In the beginning just a handful of men were raised to be Adolf Hitler’s personal bodyguard, the SS – meaning protection squad – this small group eventually became a multi-headed beast with many responsibilities. It ran internal security with ruthless efficiency; it implemented the horrific Nazi racial policy and ran the concentration camps; it was an important, and in the end solely reliable, part of the Reich’s intelligence services; and perhaps most strikingly, it developed its own combat units. Numbering over 900,000 soldiers by the end of 1944, the Waffen-SS (Armed SS) campaigned in Poland, western Europe, the Balkans and the Soviet Union, fighting to the end in the ruins of Berlin.
SS: Hitler’s Instrument of Terror is a balanced, authoritative account of Hitler’s private army, the very cornerstone of the Third Reich’s internal security forces. Every aspect of the SS is examined in full: its units and their battles, the foreign legions, the various non-military departments, and the key figures who led formations in the field and oversaw internal affairs within Nazi Germany, men such as Heinrich Himmler,`Sepp’ Dietrich, Theodor Eicke and Kurt Meyer. In addition, the questions of atrocities committed against prisoners and civilians, and the SS’s role in the concentration camp system, are addressed in full.

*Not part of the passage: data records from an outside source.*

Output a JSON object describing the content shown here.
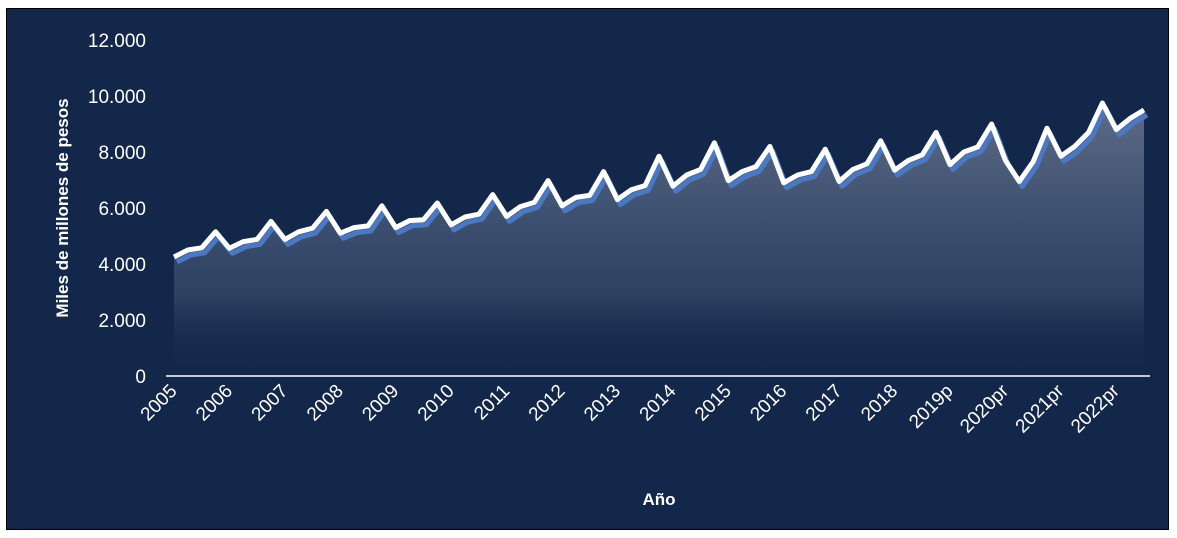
{
  "chart_data": {
    "type": "area",
    "xlabel": "Año",
    "ylabel": "Miles de millones de pesos",
    "ylim": [
      0,
      12000
    ],
    "yticks": [
      "0",
      "2.000",
      "4.000",
      "6.000",
      "8.000",
      "10.000",
      "12.000"
    ],
    "ytick_values": [
      0,
      2000,
      4000,
      6000,
      8000,
      10000,
      12000
    ],
    "year_labels": [
      "2005",
      "2006",
      "2007",
      "2008",
      "2009",
      "2010",
      "2011",
      "2012",
      "2013",
      "2014",
      "2015",
      "2016",
      "2017",
      "2018",
      "2019p",
      "2020pr",
      "2021pr",
      "2022pr"
    ],
    "series": [
      {
        "values": [
          4250,
          4500,
          4580,
          5150,
          4560,
          4800,
          4880,
          5520,
          4880,
          5150,
          5280,
          5880,
          5100,
          5300,
          5360,
          6080,
          5300,
          5550,
          5580,
          6180,
          5400,
          5680,
          5780,
          6480,
          5700,
          6050,
          6200,
          6980,
          6080,
          6380,
          6450,
          7300,
          6300,
          6650,
          6800,
          7850,
          6780,
          7180,
          7380,
          8330,
          6980,
          7300,
          7480,
          8200,
          6900,
          7180,
          7300,
          8100,
          6950,
          7380,
          7580,
          8400,
          7350,
          7700,
          7900,
          8700,
          7550,
          8000,
          8180,
          9000,
          7700,
          6950,
          7650,
          8850,
          7850,
          8200,
          8700,
          9750,
          8800,
          9200,
          9500
        ]
      }
    ],
    "colors": {
      "background": "#13274a",
      "line": "#ffffff",
      "shadow": "#4a78c2",
      "fill_top": "#dfe6f3",
      "text": "#ffffff"
    },
    "grid": false
  }
}
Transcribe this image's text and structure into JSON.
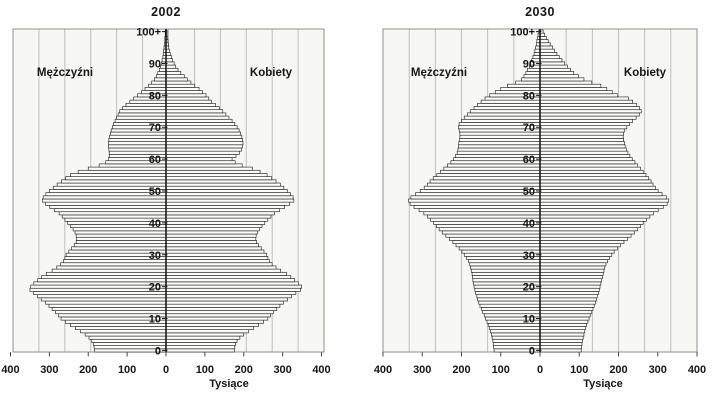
{
  "figure": {
    "description": "two population pyramids",
    "unit_label": "Tysiące"
  },
  "colors": {
    "page_bg": "#fefefe",
    "plot_bg": "#f7f7f4",
    "grid": "#b8b8b8",
    "frame": "#909090",
    "axis": "#1a1a1a",
    "bar_fill": "#fcfcf9",
    "bar_stroke": "#262626",
    "text": "#161616"
  },
  "chart_data": [
    {
      "type": "bar",
      "variant": "population-pyramid",
      "title": "2002",
      "xlabel": "Tysiące",
      "orientation": "horizontal",
      "xlim_thousands": [
        -400,
        400
      ],
      "x_tick_labels": [
        "400",
        "300",
        "200",
        "100",
        "0",
        "100",
        "200",
        "300",
        "400"
      ],
      "age_min": 0,
      "age_max": 100,
      "age_step": 1,
      "age_tick_labels": [
        "0",
        "10",
        "20",
        "30",
        "40",
        "50",
        "60",
        "70",
        "80",
        "90",
        "100+"
      ],
      "grid": true,
      "series": [
        {
          "name": "Mężczyźni",
          "side": "left",
          "unit": "thousands",
          "values_by_age": [
            184,
            185,
            187,
            191,
            198,
            208,
            220,
            233,
            246,
            259,
            270,
            277,
            284,
            293,
            301,
            310,
            321,
            331,
            341,
            350,
            348,
            340,
            330,
            320,
            308,
            293,
            281,
            271,
            264,
            260,
            257,
            250,
            243,
            236,
            231,
            230,
            231,
            234,
            239,
            246,
            253,
            260,
            267,
            275,
            287,
            299,
            310,
            318,
            316,
            309,
            300,
            290,
            280,
            269,
            258,
            246,
            226,
            200,
            172,
            155,
            148,
            146,
            146,
            147,
            148,
            148,
            147,
            145,
            143,
            141,
            138,
            135,
            131,
            127,
            123,
            119,
            112,
            103,
            93,
            83,
            73,
            63,
            54,
            45,
            37,
            30,
            25,
            21,
            17,
            14,
            12,
            10,
            8,
            7,
            6,
            5,
            4,
            3,
            3,
            2,
            2
          ]
        },
        {
          "name": "Kobiety",
          "side": "right",
          "unit": "thousands",
          "values_by_age": [
            176,
            177,
            179,
            183,
            190,
            200,
            212,
            225,
            238,
            251,
            262,
            269,
            276,
            285,
            293,
            302,
            313,
            323,
            334,
            346,
            349,
            341,
            331,
            321,
            310,
            295,
            283,
            273,
            266,
            262,
            259,
            252,
            245,
            238,
            233,
            231,
            232,
            235,
            240,
            247,
            254,
            262,
            270,
            279,
            292,
            305,
            318,
            329,
            327,
            320,
            312,
            303,
            294,
            283,
            272,
            260,
            242,
            222,
            196,
            178,
            170,
            180,
            189,
            194,
            197,
            198,
            197,
            195,
            192,
            188,
            183,
            177,
            170,
            162,
            154,
            146,
            137,
            127,
            117,
            110,
            103,
            94,
            85,
            74,
            64,
            55,
            47,
            38,
            31,
            25,
            21,
            17,
            14,
            11,
            9,
            7,
            6,
            5,
            4,
            3,
            3
          ]
        }
      ]
    },
    {
      "type": "bar",
      "variant": "population-pyramid",
      "title": "2030",
      "xlabel": "Tysiące",
      "orientation": "horizontal",
      "xlim_thousands": [
        -400,
        400
      ],
      "x_tick_labels": [
        "400",
        "300",
        "200",
        "100",
        "0",
        "100",
        "200",
        "300",
        "400"
      ],
      "age_min": 0,
      "age_max": 100,
      "age_step": 1,
      "age_tick_labels": [
        "0",
        "10",
        "20",
        "30",
        "40",
        "50",
        "60",
        "70",
        "80",
        "90",
        "100+"
      ],
      "grid": true,
      "series": [
        {
          "name": "Mężczyźni",
          "side": "left",
          "unit": "thousands",
          "values_by_age": [
            117,
            118,
            119,
            120,
            122,
            124,
            126,
            129,
            132,
            135,
            139,
            142,
            146,
            149,
            153,
            156,
            159,
            161,
            164,
            166,
            168,
            170,
            171,
            172,
            173,
            175,
            177,
            179,
            182,
            187,
            193,
            199,
            206,
            214,
            222,
            231,
            240,
            249,
            257,
            264,
            271,
            279,
            287,
            296,
            308,
            321,
            331,
            335,
            329,
            317,
            305,
            295,
            287,
            280,
            272,
            263,
            254,
            245,
            236,
            227,
            220,
            215,
            211,
            209,
            208,
            207,
            205,
            204,
            204,
            206,
            208,
            206,
            200,
            193,
            185,
            177,
            168,
            159,
            150,
            140,
            128,
            114,
            100,
            83,
            62,
            47,
            41,
            36,
            32,
            27,
            24,
            21,
            18,
            15,
            13,
            11,
            9,
            8,
            6,
            5,
            3
          ]
        },
        {
          "name": "Kobiety",
          "side": "right",
          "unit": "thousands",
          "values_by_age": [
            105,
            106,
            107,
            108,
            110,
            112,
            114,
            116,
            119,
            122,
            125,
            128,
            132,
            135,
            138,
            141,
            144,
            146,
            149,
            151,
            153,
            155,
            157,
            159,
            161,
            163,
            165,
            168,
            172,
            177,
            183,
            189,
            197,
            205,
            214,
            223,
            232,
            241,
            249,
            256,
            263,
            271,
            280,
            289,
            301,
            314,
            324,
            328,
            322,
            311,
            301,
            294,
            288,
            283,
            277,
            270,
            263,
            256,
            249,
            242,
            235,
            229,
            224,
            220,
            217,
            215,
            213,
            212,
            213,
            216,
            221,
            228,
            236,
            245,
            253,
            258,
            254,
            246,
            236,
            225,
            197,
            184,
            170,
            155,
            132,
            112,
            98,
            86,
            78,
            70,
            63,
            56,
            49,
            43,
            37,
            32,
            26,
            21,
            16,
            12,
            8
          ]
        }
      ]
    }
  ]
}
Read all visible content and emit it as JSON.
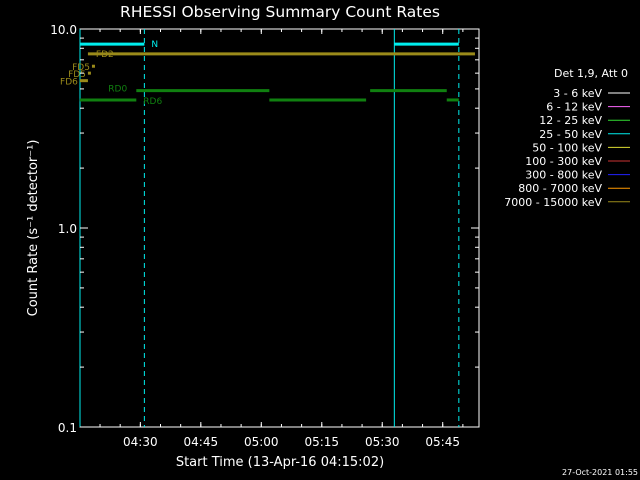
{
  "chart_data": {
    "type": "line",
    "title": "RHESSI Observing Summary Count Rates",
    "xlabel": "Start Time (13-Apr-16 04:15:02)",
    "ylabel": "Count Rate (s⁻¹ detector⁻¹)",
    "yscale": "log",
    "ylim": [
      0.1,
      10.0
    ],
    "xlim": [
      "04:15:02",
      "05:54:00"
    ],
    "x_ticks": [
      "04:30",
      "04:45",
      "05:00",
      "05:15",
      "05:30",
      "05:45"
    ],
    "y_ticks": [
      "0.1",
      "1.0",
      "10.0"
    ],
    "grid": false,
    "legend": {
      "placement": "right",
      "title": "Det 1,9, Att 0",
      "entries": [
        {
          "label": "3 - 6 keV",
          "color": "#ffffff"
        },
        {
          "label": "6 - 12 keV",
          "color": "#ff66ff"
        },
        {
          "label": "12 - 25 keV",
          "color": "#33dd33"
        },
        {
          "label": "25 - 50 keV",
          "color": "#00eeee"
        },
        {
          "label": "50 - 100 keV",
          "color": "#dddd33"
        },
        {
          "label": "100 - 300 keV",
          "color": "#cc3333"
        },
        {
          "label": "300 - 800 keV",
          "color": "#2222ff"
        },
        {
          "label": "800 - 7000 keV",
          "color": "#ff9900"
        },
        {
          "label": "7000 - 15000 keV",
          "color": "#9a8a1a"
        }
      ]
    },
    "series": [
      {
        "label": "FD2",
        "color": "#9a8a1a",
        "segments": [
          {
            "x": [
              "04:17",
              "05:53"
            ],
            "y": 7.5
          }
        ]
      },
      {
        "label": "FD5",
        "color": "#9a8a1a",
        "segments": [
          {
            "x": [
              "04:18",
              "04:18"
            ],
            "y": 6.5
          }
        ]
      },
      {
        "label": "FD5",
        "color": "#9a8a1a",
        "segments": [
          {
            "x": [
              "04:17",
              "04:17"
            ],
            "y": 6.0
          }
        ]
      },
      {
        "label": "FD6",
        "color": "#9a8a1a",
        "segments": [
          {
            "x": [
              "04:15",
              "04:17"
            ],
            "y": 5.5
          }
        ]
      },
      {
        "label": "RD0",
        "color": "#108010",
        "segments": [
          {
            "x": [
              "04:29",
              "05:02"
            ],
            "y": 4.9
          },
          {
            "x": [
              "05:27",
              "05:46"
            ],
            "y": 4.9
          }
        ]
      },
      {
        "label": "RD6",
        "color": "#108010",
        "segments": [
          {
            "x": [
              "04:15",
              "04:29"
            ],
            "y": 4.4
          },
          {
            "x": [
              "05:02",
              "05:26"
            ],
            "y": 4.4
          },
          {
            "x": [
              "05:46",
              "05:49"
            ],
            "y": 4.4
          }
        ]
      },
      {
        "label": "N",
        "color": "#00eeee",
        "segments": [
          {
            "x": [
              "04:15",
              "04:31"
            ],
            "y": 8.4
          },
          {
            "x": [
              "05:33",
              "05:49"
            ],
            "y": 8.4
          }
        ]
      }
    ],
    "vlines": [
      {
        "x": "04:15:02",
        "color": "#00eeee",
        "style": "solid"
      },
      {
        "x": "04:31",
        "color": "#00eeee",
        "style": "dashed"
      },
      {
        "x": "05:33",
        "color": "#00eeee",
        "style": "solid"
      },
      {
        "x": "05:49",
        "color": "#00eeee",
        "style": "dashed"
      }
    ]
  },
  "footer": {
    "timestamp": "27-Oct-2021 01:55"
  }
}
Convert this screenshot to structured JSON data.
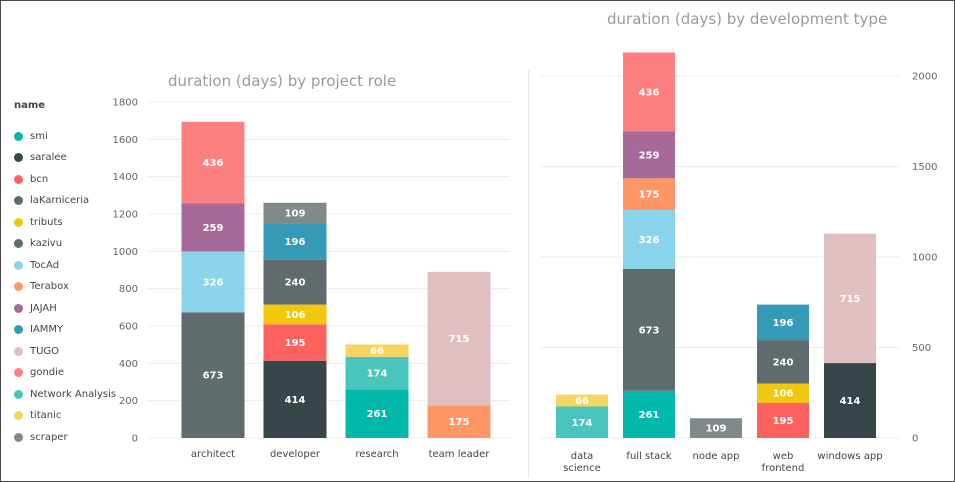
{
  "legend": {
    "title": "name",
    "items": [
      {
        "label": "smi",
        "color": "#01B8AA"
      },
      {
        "label": "saralee",
        "color": "#374649"
      },
      {
        "label": "bcn",
        "color": "#FD625E"
      },
      {
        "label": "laKarniceria",
        "color": "#5F6B6D"
      },
      {
        "label": "tributs",
        "color": "#F2C80F"
      },
      {
        "label": "kazivu",
        "color": "#5F6B6D"
      },
      {
        "label": "TocAd",
        "color": "#8AD4EB"
      },
      {
        "label": "Terabox",
        "color": "#FE9666"
      },
      {
        "label": "JAJAH",
        "color": "#A66999"
      },
      {
        "label": "IAMMY",
        "color": "#3599B8"
      },
      {
        "label": "TUGO",
        "color": "#DFBFBF"
      },
      {
        "label": "gondie",
        "color": "#FD8080"
      },
      {
        "label": "Network Analysis",
        "color": "#4AC5BB"
      },
      {
        "label": "titanic",
        "color": "#F5D45F"
      },
      {
        "label": "scraper",
        "color": "#818A8A"
      }
    ]
  },
  "chart_data": [
    {
      "type": "bar",
      "stacked": true,
      "title": "duration (days) by project role",
      "categories": [
        "architect",
        "developer",
        "research",
        "team leader"
      ],
      "ylim": [
        0,
        1800
      ],
      "yticks": [
        0,
        200,
        400,
        600,
        800,
        1000,
        1200,
        1400,
        1600,
        1800
      ],
      "axis_side": "left",
      "grid": true,
      "series": [
        {
          "name": "smi",
          "values": [
            0,
            0,
            261,
            0
          ]
        },
        {
          "name": "saralee",
          "values": [
            0,
            414,
            0,
            0
          ]
        },
        {
          "name": "bcn",
          "values": [
            0,
            195,
            0,
            0
          ]
        },
        {
          "name": "laKarniceria",
          "values": [
            673,
            0,
            0,
            0
          ]
        },
        {
          "name": "tributs",
          "values": [
            0,
            106,
            0,
            0
          ]
        },
        {
          "name": "kazivu",
          "values": [
            0,
            240,
            0,
            0
          ]
        },
        {
          "name": "TocAd",
          "values": [
            326,
            0,
            0,
            0
          ]
        },
        {
          "name": "Terabox",
          "values": [
            0,
            0,
            0,
            175
          ]
        },
        {
          "name": "JAJAH",
          "values": [
            259,
            0,
            0,
            0
          ]
        },
        {
          "name": "IAMMY",
          "values": [
            0,
            196,
            0,
            0
          ]
        },
        {
          "name": "TUGO",
          "values": [
            0,
            0,
            0,
            715
          ]
        },
        {
          "name": "gondie",
          "values": [
            436,
            0,
            0,
            0
          ]
        },
        {
          "name": "Network Analysis",
          "values": [
            0,
            0,
            174,
            0
          ]
        },
        {
          "name": "titanic",
          "values": [
            0,
            0,
            66,
            0
          ]
        },
        {
          "name": "scraper",
          "values": [
            0,
            109,
            0,
            0
          ]
        }
      ]
    },
    {
      "type": "bar",
      "stacked": true,
      "title": "duration (days) by development type",
      "categories": [
        "data science",
        "full stack",
        "node app",
        "web frontend",
        "windows app"
      ],
      "ylim": [
        0,
        2000
      ],
      "yticks": [
        0,
        500,
        1000,
        1500,
        2000
      ],
      "axis_side": "right",
      "grid": true,
      "series": [
        {
          "name": "smi",
          "values": [
            0,
            261,
            0,
            0,
            0
          ]
        },
        {
          "name": "saralee",
          "values": [
            0,
            0,
            0,
            0,
            414
          ]
        },
        {
          "name": "bcn",
          "values": [
            0,
            0,
            0,
            195,
            0
          ]
        },
        {
          "name": "laKarniceria",
          "values": [
            0,
            673,
            0,
            0,
            0
          ]
        },
        {
          "name": "tributs",
          "values": [
            0,
            0,
            0,
            106,
            0
          ]
        },
        {
          "name": "kazivu",
          "values": [
            0,
            0,
            0,
            240,
            0
          ]
        },
        {
          "name": "TocAd",
          "values": [
            0,
            326,
            0,
            0,
            0
          ]
        },
        {
          "name": "Terabox",
          "values": [
            0,
            175,
            0,
            0,
            0
          ]
        },
        {
          "name": "JAJAH",
          "values": [
            0,
            259,
            0,
            0,
            0
          ]
        },
        {
          "name": "IAMMY",
          "values": [
            0,
            0,
            0,
            196,
            0
          ]
        },
        {
          "name": "TUGO",
          "values": [
            0,
            0,
            0,
            0,
            715
          ]
        },
        {
          "name": "gondie",
          "values": [
            0,
            436,
            0,
            0,
            0
          ]
        },
        {
          "name": "Network Analysis",
          "values": [
            174,
            0,
            0,
            0,
            0
          ]
        },
        {
          "name": "titanic",
          "values": [
            66,
            0,
            0,
            0,
            0
          ]
        },
        {
          "name": "scraper",
          "values": [
            0,
            0,
            109,
            0,
            0
          ]
        }
      ]
    }
  ]
}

SS: Hitler’s Instrument of Terror is illustrated with 270 colour and black and white photographs, many from private collections and not seen before, and including 25 colour artworks. For any student of modern military history and elite fighting formations, this comprehensive work is bound to fascinate. The book is the definitive account of Nazi Germany’s most notorious organization, and its important role in the Third Reich.